My take: This study shows that dose de-escalation of biologic therapy in IBD
seems to be associated with high rates of clinical relapse

C Chapuis-Biron et al. Am J Gastroenterol 2020;115:1812–1820. Ustekinumab for Perianal Crohn’s Disease: The BioLAP Multicenter Study From the GETAID (Thanks to Ben Gold for this reference too)

In this national multicenter retrospective cohort study in 207 adult patients with either active or inactive perianal Crohn’s disease (pCD) who received ustekinumab (2017-2018). The majority had received multiple biologics (~85% had at least 2 anti-TNF agents, 28% had received vedolizumab) and prior anal surgeries (mean 2.8).

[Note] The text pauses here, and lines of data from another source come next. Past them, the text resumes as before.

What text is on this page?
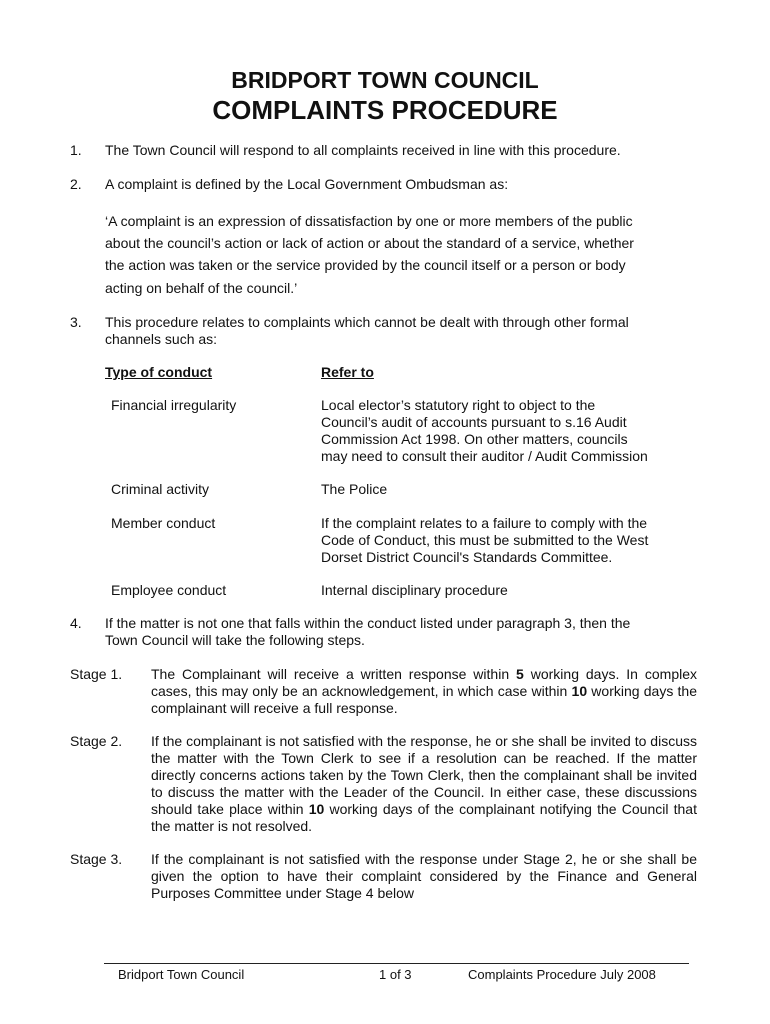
BRIDPORT TOWN COUNCIL
COMPLAINTS PROCEDURE
1. The Town Council will respond to all complaints received in line with this procedure.
2. A complaint is defined by the Local Government Ombudsman as:
‘A complaint is an expression of dissatisfaction by one or more members of the public
about the council’s action or lack of action or about the standard of a service, whether
the action was taken or the service provided by the council itself or a person or body
acting on behalf of the council.’
3. This procedure relates to complaints which cannot be dealt with through other formal
channels such as:
Type of conduct	Refer to
Financial irregularity	Local elector’s statutory right to object to the
Council’s audit of accounts pursuant to s.16 Audit
Commission Act 1998. On other matters, councils
may need to consult their auditor / Audit Commission
Criminal activity	The Police
Member conduct	If the complaint relates to a failure to comply with the
Code of Conduct, this must be submitted to the West
Dorset District Council's Standards Committee.
Employee conduct	Internal disciplinary procedure
4. If the matter is not one that falls within the conduct listed under paragraph 3, then the
Town Council will take the following steps.
Stage 1. The Complainant will receive a written response within 5 working days. In complex cases, this may only be an acknowledgement, in which case within 10 working days the complainant will receive a full response.
Stage 2. If the complainant is not satisfied with the response, he or she shall be invited to discuss the matter with the Town Clerk to see if a resolution can be reached. If the matter directly concerns actions taken by the Town Clerk, then the complainant shall be invited to discuss the matter with the Leader of the Council. In either case, these discussions should take place within 10 working days of the complainant notifying the Council that the matter is not resolved.
Stage 3. If the complainant is not satisfied with the response under Stage 2, he or she shall be given the option to have their complaint considered by the Finance and General Purposes Committee under Stage 4 below
Bridport Town Council	1 of 3	Complaints Procedure July 2008
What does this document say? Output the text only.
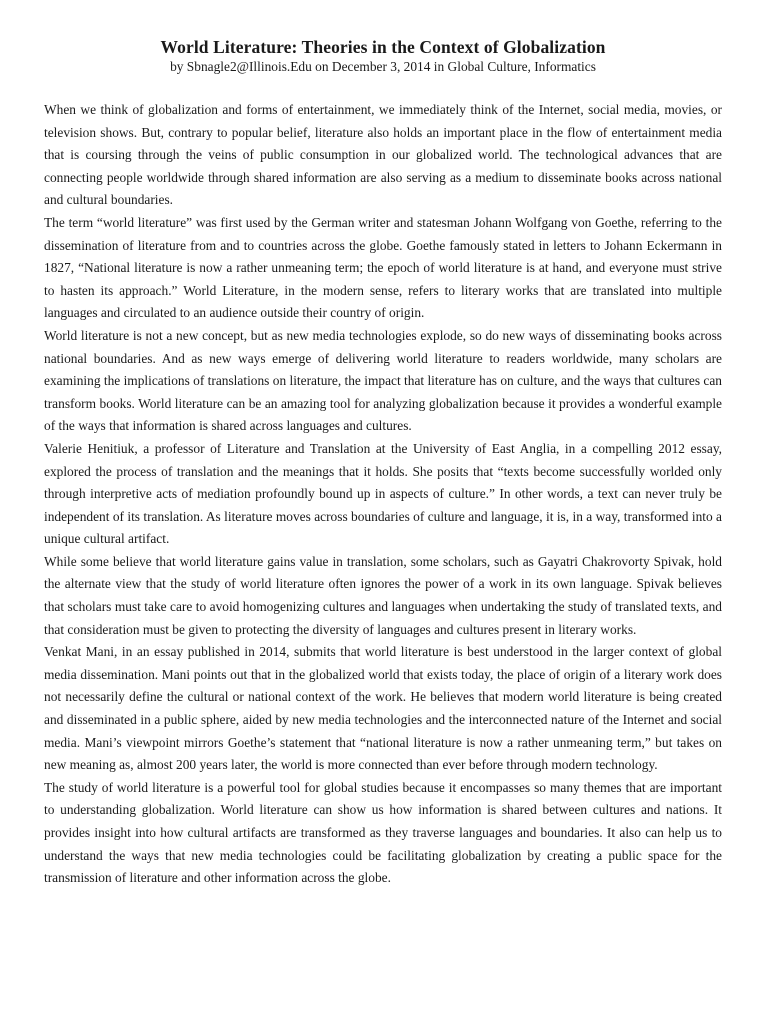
World Literature: Theories in the Context of Globalization
by Sbnagle2@Illinois.Edu on December 3, 2014 in Global Culture, Informatics

When we think of globalization and forms of entertainment, we immediately think of the Internet, social media, movies, or television shows. But, contrary to popular belief, literature also holds an important place in the flow of entertainment media that is coursing through the veins of public consumption in our globalized world. The technological advances that are connecting people worldwide through shared information are also serving as a medium to disseminate books across national and cultural boundaries.

The term “world literature” was first used by the German writer and statesman Johann Wolfgang von Goethe, referring to the dissemination of literature from and to countries across the globe. Goethe famously stated in letters to Johann Eckermann in 1827, “National literature is now a rather unmeaning term; the epoch of world literature is at hand, and everyone must strive to hasten its approach.” World Literature, in the modern sense, refers to literary works that are translated into multiple languages and circulated to an audience outside their country of origin.

World literature is not a new concept, but as new media technologies explode, so do new ways of disseminating books across national boundaries. And as new ways emerge of delivering world literature to readers worldwide, many scholars are examining the implications of translations on literature, the impact that literature has on culture, and the ways that cultures can transform books. World literature can be an amazing tool for analyzing globalization because it provides a wonderful example of the ways that information is shared across languages and cultures.

Valerie Henitiuk, a professor of Literature and Translation at the University of East Anglia, in a compelling 2012 essay, explored the process of translation and the meanings that it holds. She posits that “texts become successfully worlded only through interpretive acts of mediation profoundly bound up in aspects of culture.” In other words, a text can never truly be independent of its translation. As literature moves across boundaries of culture and language, it is, in a way, transformed into a unique cultural artifact.

While some believe that world literature gains value in translation, some scholars, such as Gayatri Chakrovorty Spivak, hold the alternate view that the study of world literature often ignores the power of a work in its own language. Spivak believes that scholars must take care to avoid homogenizing cultures and languages when undertaking the study of translated texts, and that consideration must be given to protecting the diversity of languages and cultures present in literary works.

Venkat Mani, in an essay published in 2014, submits that world literature is best understood in the larger context of global media dissemination. Mani points out that in the globalized world that exists today, the place of origin of a literary work does not necessarily define the cultural or national context of the work. He believes that modern world literature is being created and disseminated in a public sphere, aided by new media technologies and the interconnected nature of the Internet and social media. Mani’s viewpoint mirrors Goethe’s statement that “national literature is now a rather unmeaning term,” but takes on new meaning as, almost 200 years later, the world is more connected than ever before through modern technology.

The study of world literature is a powerful tool for global studies because it encompasses so many themes that are important to understanding globalization. World literature can show us how information is shared between cultures and nations. It provides insight into how cultural artifacts are transformed as they traverse languages and boundaries. It also can help us to understand the ways that new media technologies could be facilitating globalization by creating a public space for the transmission of literature and other information across the globe.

Methods: Success of ustekinumab was defined by (i) clinical success at 6 months of treatment assessed by the physicians’ judgment, with (ii) no need for dedicated medical treatment for perianal lesions (antibiotics and/or topics) nor (iii) unscheduled surgical treatment. For perianal disease evaluation, clinical success was defined in the study protocol, by the absence of draining pus for fistulas, and no anal ulcers

Key findings:

  •  In patients with active pCD, success was reached in 57/148 (38.5%) patients.
  • Among patients with setons at initiation, 29/88 (33%) had a successful removal.
  • In patients with inactive pCD at initiation, the probability of recurrence-free survival was 86.2% and 75.1% at weeks 26 and 52, respectively.
  • The absence of ustekinumab optimization was associated with upper odds of success (OR 2.74). “We can suppose in our present study that optimization of treatment was needed in severe refractory patients with no or insufficient response to ustekinumab. Thus, in these nonresponders, success was not achieved despite optimization.”

My take (partly borrowed from authors): “This large multicenter dedicated study adds
substantial evidence to the growing literature on ustekinumab effectiveness in refractory CD.” For pCD, optimization of ustekinumab has a low likelihood of improving response.